Jesus, because he was. . . Jesus. And Judas because he had put the wheels into motion, the day before, when he had agreed to betray his friend for thirty pieces of silver.
And Jesus knew that he had been betrayed, and yet in this amazing display of grace he still invites Judas to celebrate with them.
And that is the invitation that continues to be extended by Jesus, even knowing all that we will do, and all the ways that we will betray his love and name he still says, come.
Last week we celebrated Palm Sunday and we looked at the dark side of the celebration and how it was after Jesus had entered into Jerusalem riding on a donkey while the crowds praised him and waved palm branches that the religious authorities felt that they had no option but to take matters into their own hands. It was at the point that they decided, that Jesus must die.
And that decision has led us to this point only five days later.
It was a perfect set up, it had to be this way. During the day Jesus was surrounded by crowds of sympathetic people who had come to hear him preach. People whose lives had been impacted by Jesus. Perhaps they had been healed by him, or maybe because of his teaching on forgiveness they had seen a relationship restored, or perhaps they had been part of the multitude he had fed by the shores of Galilee. Regardless of the how and why, those who gathered around him during the day would pose a considerable problem for the authorities, and so they came for him under the cover of night.
But even then they were taking no chances. And so to arrest the man who had spoken so much of love, forgiveness and grace a crowd was sent. Three of the gospels simply identify them as a crowd of men armed with swords and clubs, however John gets more specific and tells us in John 18:2-3 Judas, the betrayer, knew this place, because Jesus had often gone there with his disciples. The leading priests and Pharisees had given Judas a contingent of Roman soldiers and Temple guards to accompany him. Now with blazing torches, lanterns, and weapons, they arrived at the olive grove.

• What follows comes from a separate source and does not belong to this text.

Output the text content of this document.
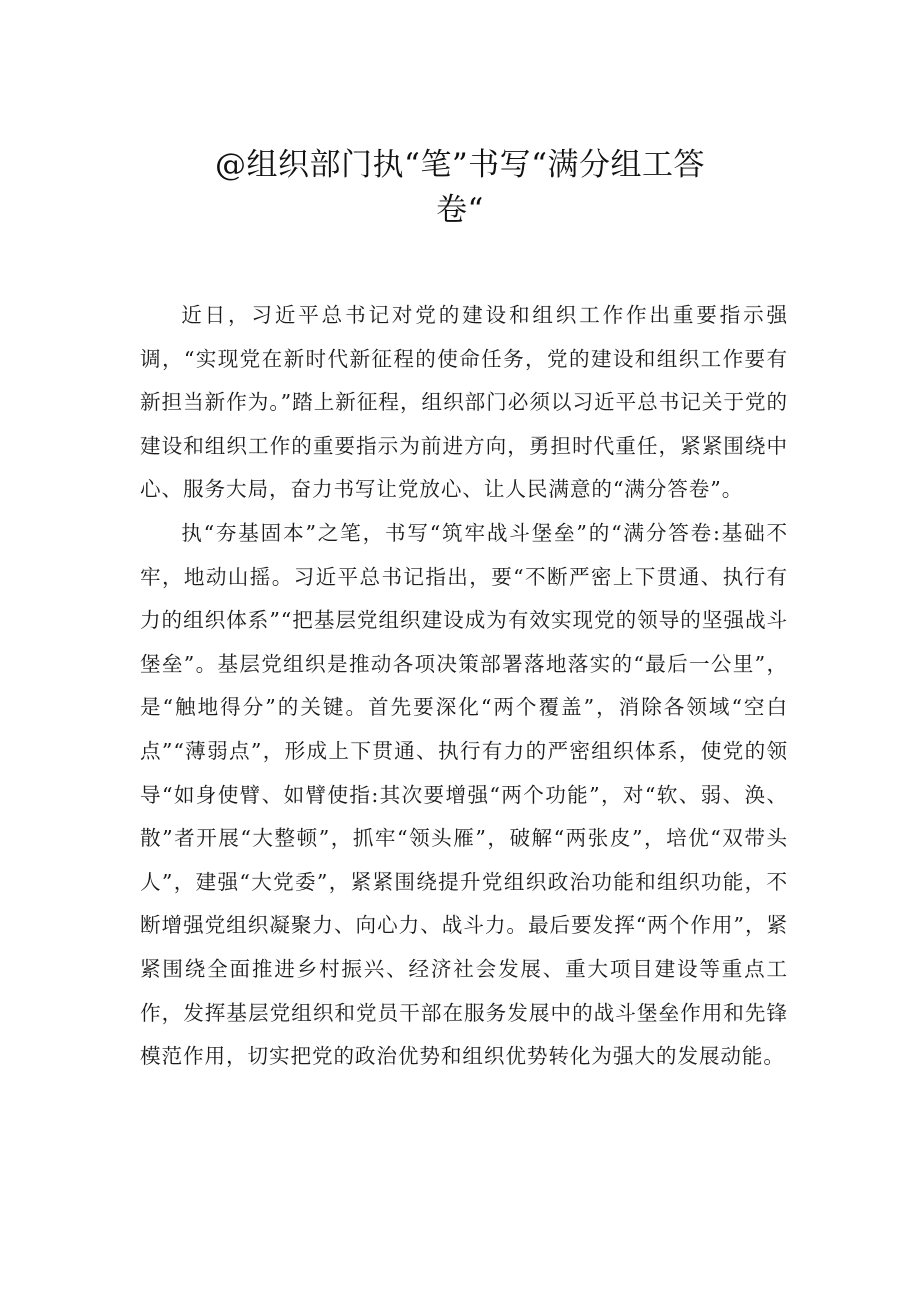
@组织部门执“笔”书写“满分组工答
卷“

近日，习近平总书记对党的建设和组织工作作出重要指示强调，“实现党在新时代新征程的使命任务，党的建设和组织工作要有新担当新作为。”踏上新征程，组织部门必须以习近平总书记关于党的建设和组织工作的重要指示为前进方向，勇担时代重任，紧紧围绕中心、服务大局，奋力书写让党放心、让人民满意的“满分答卷”。

执“夯基固本”之笔，书写“筑牢战斗堡垒”的“满分答卷:基础不牢，地动山摇。习近平总书记指出，要“不断严密上下贯通、执行有力的组织体系”“把基层党组织建设成为有效实现党的领导的坚强战斗堡垒”。基层党组织是推动各项决策部署落地落实的“最后一公里”，是“触地得分”的关键。首先要深化“两个覆盖”，消除各领域“空白点”“薄弱点”，形成上下贯通、执行有力的严密组织体系，使党的领导“如身使臂、如臂使指:其次要增强“两个功能”，对“软、弱、涣、散”者开展“大整顿”，抓牢“领头雁”，破解“两张皮”，培优“双带头人”，建强“大党委”，紧紧围绕提升党组织政治功能和组织功能，不断增强党组织凝聚力、向心力、战斗力。最后要发挥“两个作用”，紧紧围绕全面推进乡村振兴、经济社会发展、重大项目建设等重点工作，发挥基层党组织和党员干部在服务发展中的战斗堡垒作用和先锋模范作用，切实把党的政治优势和组织优势转化为强大的发展动能。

I don’t know if they expected Christ to fight or run, but either way they came prepared, what they didn’t prepare for was for him to simply surrender. And Jesus asked them in Luke 22:52-53 Then Jesus spoke to the leading priests, the captains of the Temple guard, and the elders who had come for him. “Am I some dangerous revolutionary,” he asked, “that you come with swords and clubs to arrest me? Why didn’t you arrest me in the Temple? I was there every day. But this is your moment, the time when the power of darkness reigns.”

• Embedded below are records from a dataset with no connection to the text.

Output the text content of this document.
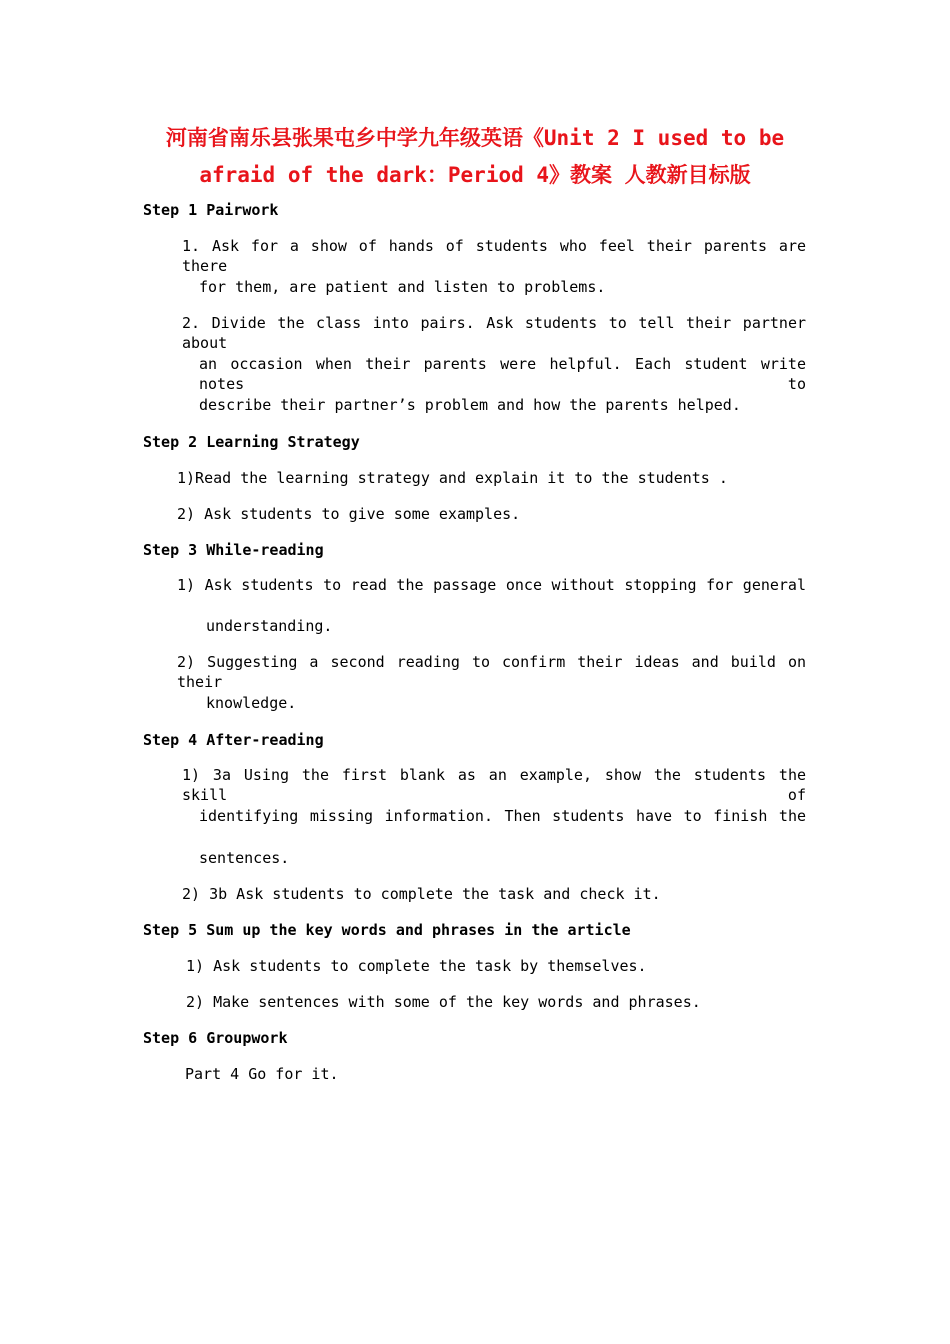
河南省南乐县张果屯乡中学九年级英语《Unit 2 I used to be
afraid of the dark：Period 4》教案 人教新目标版
Step 1 Pairwork
1. Ask for a show of hands of students who feel their parents are there
for them, are patient and listen to problems.
2. Divide the class into pairs. Ask students to tell their partner about
an occasion when their parents were helpful. Each student write notes to
describe their partner’s problem and how the parents helped.
Step 2 Learning Strategy
1)Read the learning strategy and explain it to the students .
2) Ask students to give some examples.
Step 3 While-reading
1) Ask students to read the passage once without stopping for general
understanding.
2) Suggesting a second reading to confirm their ideas and build on their
knowledge.
Step 4 After-reading
1) 3a Using the first blank as an example, show the students the skill of
identifying missing information. Then students have to finish the
sentences.
2) 3b Ask students to complete the task and check it.
Step 5 Sum up the key words and phrases in the article
1) Ask students to complete the task by themselves.
2) Make sentences with some of the key words and phrases.
Step 6 Groupwork
Part 4 Go for it.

And in that one statement Jesus was letting them know that he knew.
You see even though the night arrest made for good strategy and good theatre it was the beginning of the flawed prosecution of Jesus. And Jesus knew what they knew and that was if they couldn’t prove a case against him then they would fabricate a case against him.
And it started with the reality that The Arrest Was Flawed Historical we are told that there were two problems with the arrest, the first was that it was performed at night. There were all kinds of guidelines and regulations in place for the Jewish judicial process and one was that neither arrests or trials were to conducted at night.
Two thousand years ago in Israel justice was under the authority of the Sanhedrin, they were the supreme religious authority at the time, and functioned kind of like a supreme court. And there would have been no discussion about the separation of religion and state then. While Israel may have been under Roman rule they still considered themselves a Theocracy.
In Canada we enjoy a Democracy and that word can be traced back to two Greek words: “Demos” meaning “People” and “Kratia” meaning “Power”. 2000 years ago Israel was a Theocracy. “Kratia” still meant “Power” but “Theos” meant “God”. And so in manners of religious and civil law you had a religious court, the Sanhedrin, comprised of members of the Pharisees, Sadducees and the Priest Hood. The Grand Sanhedrin had 71 members and was only convened for matters of national security and then you had a cabinet of 23 that was probably the group that conspired against Christ.